L’art et les crises
BD et communication de crise : la saga Largo Winch
Jean-Marie Pierlot
Depuis une vingtaine d’années, le célèbre duo composé du
dessinateur Philippe Franck et du scénariste Jean Van Hamme met en
scène la vie trépidante d’un aventurier qui a hérité, en tant que
fils adoptif, de la fortune colossale d’un homme d’affaires à la
tête d’un empire financier. Son nom : Largo Winch.
Largo Winch, beau gosse, diplômé des plus célèbres écoles
commerciales du Royaume-Uni et des Etats-Unis tout en cultivant
l’art de la fugue, succède donc à son père adoptif à la tête du
groupe W qui comporte groupes pétroliers, chaînes d’hôtels de
luxe, compagnies aériennes, etc. Le père adoptif de Largo avait
bâti son empire financier en appliquant la seule loi qui semble
selon toutes les apparences prévaloir dans le milieu des affaires
: celle de la jungle. Tous les coups y sont permis, même les plus
immoraux, à condition qu’ils soient gagnants. Largo va tenter de
mettre de l’ordre dans cette jungle au nom de certaines valeurs
chevaleresques, et vivra donc des aventures tumultueuses, sa
méthode de management hors normes se combinant avec un mode de vie
trépidant à la James Bond, ce qui fait le charme de la série.

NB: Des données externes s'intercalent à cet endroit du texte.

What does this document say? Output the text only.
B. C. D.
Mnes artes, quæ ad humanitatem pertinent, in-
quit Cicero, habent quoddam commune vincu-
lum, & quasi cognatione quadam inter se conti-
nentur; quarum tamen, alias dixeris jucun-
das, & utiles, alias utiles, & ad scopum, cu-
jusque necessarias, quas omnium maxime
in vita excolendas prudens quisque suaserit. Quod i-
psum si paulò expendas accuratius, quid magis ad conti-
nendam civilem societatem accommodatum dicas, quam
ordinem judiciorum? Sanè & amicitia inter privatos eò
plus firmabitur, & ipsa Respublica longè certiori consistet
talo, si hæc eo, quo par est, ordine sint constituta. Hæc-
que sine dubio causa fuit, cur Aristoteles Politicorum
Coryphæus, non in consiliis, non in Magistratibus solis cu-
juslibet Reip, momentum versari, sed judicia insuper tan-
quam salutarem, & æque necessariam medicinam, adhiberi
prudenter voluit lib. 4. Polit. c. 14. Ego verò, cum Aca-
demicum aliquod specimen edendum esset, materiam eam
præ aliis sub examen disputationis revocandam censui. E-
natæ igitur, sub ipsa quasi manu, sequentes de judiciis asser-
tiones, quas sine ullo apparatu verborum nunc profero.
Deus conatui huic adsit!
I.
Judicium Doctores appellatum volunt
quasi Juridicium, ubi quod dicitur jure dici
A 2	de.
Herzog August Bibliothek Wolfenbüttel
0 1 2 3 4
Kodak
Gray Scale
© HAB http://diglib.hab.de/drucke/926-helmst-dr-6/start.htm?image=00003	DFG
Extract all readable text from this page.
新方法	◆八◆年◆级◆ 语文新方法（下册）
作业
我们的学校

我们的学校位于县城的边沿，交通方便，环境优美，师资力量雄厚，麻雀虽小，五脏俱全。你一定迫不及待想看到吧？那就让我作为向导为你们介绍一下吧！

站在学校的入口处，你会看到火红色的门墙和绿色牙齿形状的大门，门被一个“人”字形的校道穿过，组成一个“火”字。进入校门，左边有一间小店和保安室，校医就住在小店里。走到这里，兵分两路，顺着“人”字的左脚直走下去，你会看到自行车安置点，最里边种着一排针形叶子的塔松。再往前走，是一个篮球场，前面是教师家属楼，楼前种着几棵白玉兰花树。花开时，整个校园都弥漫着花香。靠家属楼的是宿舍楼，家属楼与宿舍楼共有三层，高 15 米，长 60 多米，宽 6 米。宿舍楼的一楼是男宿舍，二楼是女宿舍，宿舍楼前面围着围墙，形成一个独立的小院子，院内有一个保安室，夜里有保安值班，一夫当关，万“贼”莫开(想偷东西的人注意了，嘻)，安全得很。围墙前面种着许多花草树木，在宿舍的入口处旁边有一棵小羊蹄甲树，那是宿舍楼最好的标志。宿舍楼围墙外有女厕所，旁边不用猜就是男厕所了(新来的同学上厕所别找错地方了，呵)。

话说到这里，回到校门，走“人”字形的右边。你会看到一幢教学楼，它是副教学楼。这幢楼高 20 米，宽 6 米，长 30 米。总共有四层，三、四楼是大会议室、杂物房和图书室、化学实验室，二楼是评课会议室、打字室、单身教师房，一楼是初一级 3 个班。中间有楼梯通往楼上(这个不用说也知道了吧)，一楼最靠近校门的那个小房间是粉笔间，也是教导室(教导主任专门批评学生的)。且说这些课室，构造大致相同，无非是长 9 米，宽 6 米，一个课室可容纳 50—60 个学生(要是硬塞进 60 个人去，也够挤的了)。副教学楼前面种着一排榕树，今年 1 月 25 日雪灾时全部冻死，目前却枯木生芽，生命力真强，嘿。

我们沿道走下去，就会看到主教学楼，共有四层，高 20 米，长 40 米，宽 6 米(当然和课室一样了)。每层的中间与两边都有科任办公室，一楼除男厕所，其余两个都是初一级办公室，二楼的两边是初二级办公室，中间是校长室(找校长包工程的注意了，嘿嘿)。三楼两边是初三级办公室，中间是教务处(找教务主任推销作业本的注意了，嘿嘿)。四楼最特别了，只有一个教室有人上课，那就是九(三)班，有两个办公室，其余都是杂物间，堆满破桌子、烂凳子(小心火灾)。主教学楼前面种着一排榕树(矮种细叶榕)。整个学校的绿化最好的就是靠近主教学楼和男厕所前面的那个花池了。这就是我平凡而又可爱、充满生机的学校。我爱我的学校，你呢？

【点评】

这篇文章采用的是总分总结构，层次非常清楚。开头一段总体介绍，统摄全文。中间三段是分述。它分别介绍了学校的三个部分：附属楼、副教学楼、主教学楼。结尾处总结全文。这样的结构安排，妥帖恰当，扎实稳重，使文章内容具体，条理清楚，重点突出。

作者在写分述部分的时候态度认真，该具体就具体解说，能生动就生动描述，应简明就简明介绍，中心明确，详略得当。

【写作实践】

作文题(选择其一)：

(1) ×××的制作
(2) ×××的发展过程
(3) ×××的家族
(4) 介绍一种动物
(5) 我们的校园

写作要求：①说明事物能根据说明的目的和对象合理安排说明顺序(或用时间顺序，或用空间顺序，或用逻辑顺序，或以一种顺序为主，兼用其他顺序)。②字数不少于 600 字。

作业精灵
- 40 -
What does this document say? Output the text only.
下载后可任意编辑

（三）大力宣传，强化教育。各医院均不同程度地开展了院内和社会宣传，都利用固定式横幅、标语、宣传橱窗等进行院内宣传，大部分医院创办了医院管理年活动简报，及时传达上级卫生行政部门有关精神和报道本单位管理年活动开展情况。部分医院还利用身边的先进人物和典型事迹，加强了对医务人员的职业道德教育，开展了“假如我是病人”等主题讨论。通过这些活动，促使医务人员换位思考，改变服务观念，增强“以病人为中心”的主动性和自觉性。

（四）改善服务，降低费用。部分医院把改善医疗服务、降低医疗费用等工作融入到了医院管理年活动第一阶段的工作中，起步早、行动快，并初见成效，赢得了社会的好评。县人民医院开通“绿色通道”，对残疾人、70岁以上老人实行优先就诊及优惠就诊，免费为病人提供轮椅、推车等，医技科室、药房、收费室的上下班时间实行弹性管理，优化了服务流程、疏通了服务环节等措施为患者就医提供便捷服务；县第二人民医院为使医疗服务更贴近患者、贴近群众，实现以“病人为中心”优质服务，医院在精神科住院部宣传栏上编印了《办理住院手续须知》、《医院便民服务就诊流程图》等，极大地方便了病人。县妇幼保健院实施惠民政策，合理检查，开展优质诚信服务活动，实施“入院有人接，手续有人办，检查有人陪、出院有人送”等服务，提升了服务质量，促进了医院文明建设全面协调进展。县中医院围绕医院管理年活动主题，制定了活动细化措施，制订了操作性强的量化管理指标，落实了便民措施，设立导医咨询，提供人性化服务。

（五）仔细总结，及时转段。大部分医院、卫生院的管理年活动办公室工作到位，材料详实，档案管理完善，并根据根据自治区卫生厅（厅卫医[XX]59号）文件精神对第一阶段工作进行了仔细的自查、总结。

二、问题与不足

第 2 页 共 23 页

A la différence précisément de James Bond, qui travaille au
service (secret) de l’empire britannique, Largo Winch évolue dans
les milieux d’affaires internationaux, le siège du groupe étant
situé à New York. La longue familiarité qu’a entretenu le
scénariste Jean Van Hamme avec les sociétés multinationales rend
particulièrement vraisemblables les déboires et accrocs financiers
qui surgissent dans ce milieu. La crise y est omniprésente, tout
au long des quatorze épisodes déjà parus de cette ultra-célèbre
B.D. (le succès n’en subit pas les effets : chaque tome a en effet
été vendu à plus de 500.000 exemplaires). On y voit défiler des
hommes d’affaires libyens prêts à tout, manipulant le patron peu
scrupuleux d’une compagnie pétrolière concurrente, quand il ne
s’agit pas des milieux de la drogue, du cinéma hollywoodien ou de
la mafia chinoise. Deux des épisodes donnent même droit à un
sentimental redressement d’une entreprise de fabrication de skis,
dans une vallée où l’emploi se fait rare.
Comment la communication de crise est-elle présentée dans les
Aventures de Largo Winch ? Concentrons-nous sur le premier épisode
de la série, intitulé « L’Héritier ». Cette première livraison est
en effet emblématique de l’ensemble de la saga, qui présente Largo
Winch comme un P.D.G. hors norme, dont le modèle aventurier,
lanceur de couteaux, doit être peu courant dans la vie réelle des
entrepreneurs. Les premières pages de L’Héritier mettent en scène
le père adoptif de Largo, Nero Winch. Atteint d’un cancer du
cerveau, il vit ses dernières heures dans une confrontation
dramatique avec l’un de ses chefs de division contre lequel il a
monté un dossier l’accusant de manière irréfutable d’avoir
détourné l’argent du groupe à son profit. Celui-ci précipite Nero
Winch du toit de son gratte-ciel et déguise le meurtre de son
patron en suicide. Cette mort brutale suscite, on s’en doute, un
trouble énorme au sein de l’équipe de direction du groupe W. Le
board se réunit au grand complet pour examiner comment communiquer
l’annonce de cet événement. Il décide cependant de laisser la
presse commenter le suicide dans le registre judiciaire, dans
l’attente de l’annonce de la succession de Nero Winch. L’héritier
fait figure d’inattendu, car personne au sein du groupe, à
l’exception du principal collaborateur du défunt, John D.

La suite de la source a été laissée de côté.